Avec une météo indigne d’un mois de juin et des nouvelles qui sont bien souvent anxiogènes, il faut parfois avoir le cœur bien accroché pour ne pas sombrer dans une forme de grisaille morale.

C’est à ce moment-là qu’il faut savoir prendre du recul. Non pas pour jouer à l’autruche et dire que « tout va bien dans le meilleur des mondes », ce serait faux et injuste à l’égard des plus fragiles d’entre nous, mais juste aussi se dire qu’il faut parfois faire un distinguo entre l’écart et le gain comme le préconise le coach américain Dan Sullivan.

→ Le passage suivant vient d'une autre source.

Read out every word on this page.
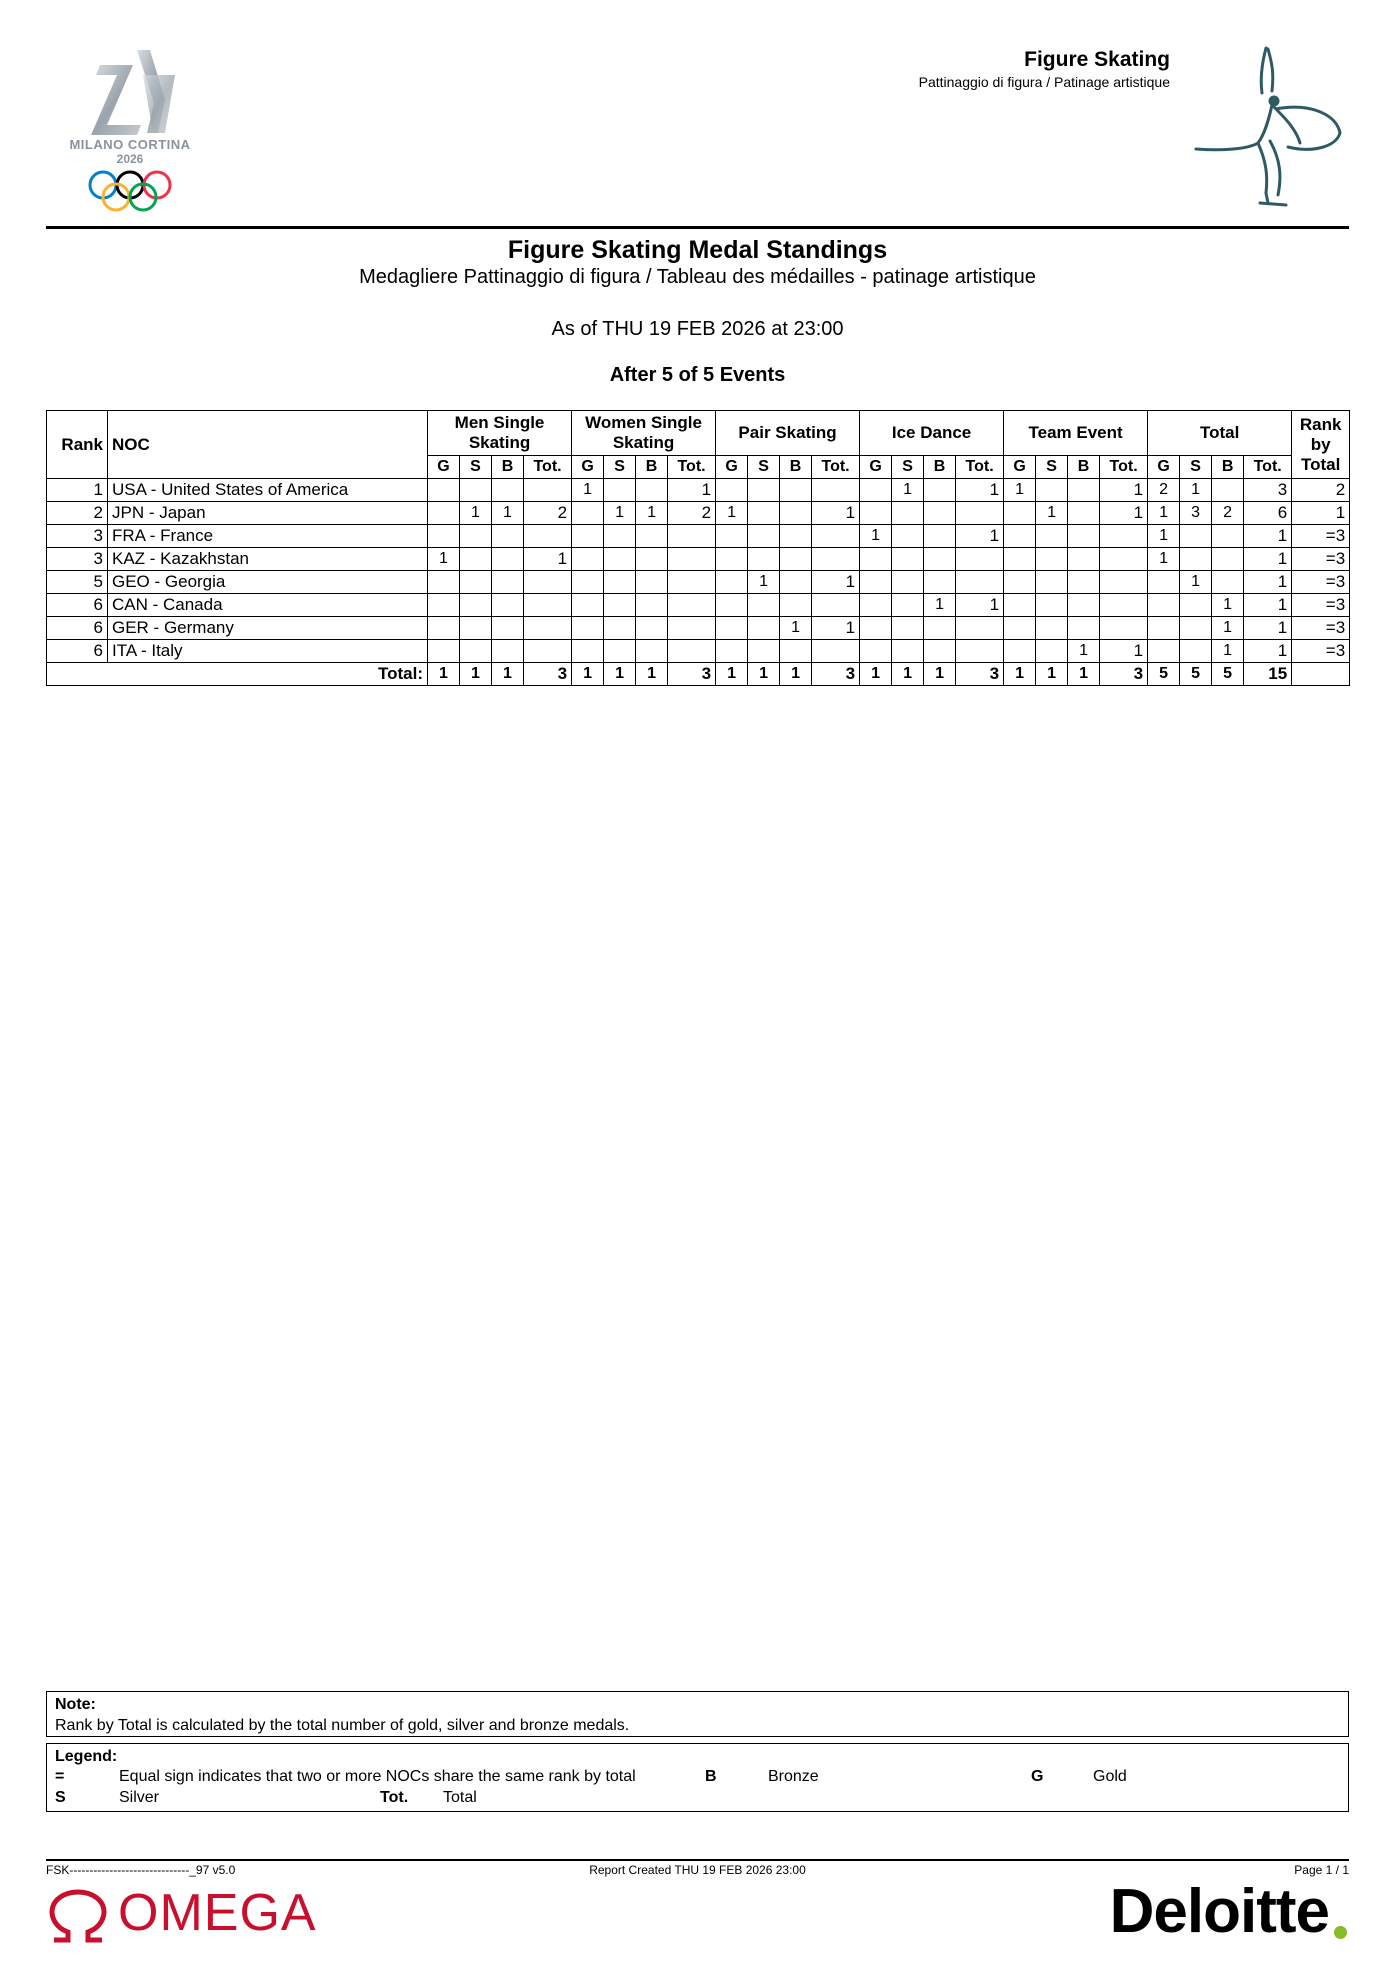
MILANO CORTINA
2026
Figure Skating
Pattinaggio di figura / Patinage artistique
Figure Skating Medal Standings
Medagliere Pattinaggio di figura / Tableau des médailles - patinage artistique
As of THU 19 FEB 2026 at 23:00
After 5 of 5 Events
Rank	NOC	Men Single Skating				Women Single Skating				Pair Skating				Ice Dance				Team Event				Total				Rank by Total
		G	S	B	Tot.	G	S	B	Tot.	G	S	B	Tot.	G	S	B	Tot.	G	S	B	Tot.	G	S	B	Tot.	
1	USA - United States of America					1			1						1		1	1			1	2	1		3	2
2	JPN - Japan		1	1	2		1	1	2	1			1						1		1	1	3	2	6	1
3	FRA - France													1			1					1			1	=3
3	KAZ - Kazakhstan	1			1																	1			1	=3
5	GEO - Georgia										1		1										1		1	=3
6	CAN - Canada															1	1							1	1	=3
6	GER - Germany											1	1											1	1	=3
6	ITA - Italy																			1	1			1	1	=3
Total:		1	1	1	3	1	1	1	3	1	1	1	3	1	1	1	3	1	1	1	3	5	5	5	15	
Note:
Rank by Total is calculated by the total number of gold, silver and bronze medals.
Legend:
=	Equal sign indicates that two or more NOCs share the same rank by total	B	Bronze	G	Gold
S	Silver	Tot. Total
FSK------------------------------_97 v5.0	Report Created THU 19 FEB 2026 23:00	Page 1 / 1
OMEGA	Deloitte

L’écart mesure la distance entre nos souhaits et la réalité. Nous avons tous tendance à nous braquer sur cet écart, ce qui est normal, humain, et instinctif. Le gain représente une forme de sagesse. Il permet de se focaliser sur ce qu’on a gagné ou évité de perdre. C’est une démarche moins glorieuse, c’est pourtant une des clés du succès. Plutôt que de se lamenter, focalisons nous sur les gains, nos petites victoires, qui cumulées jour après jour font la différence.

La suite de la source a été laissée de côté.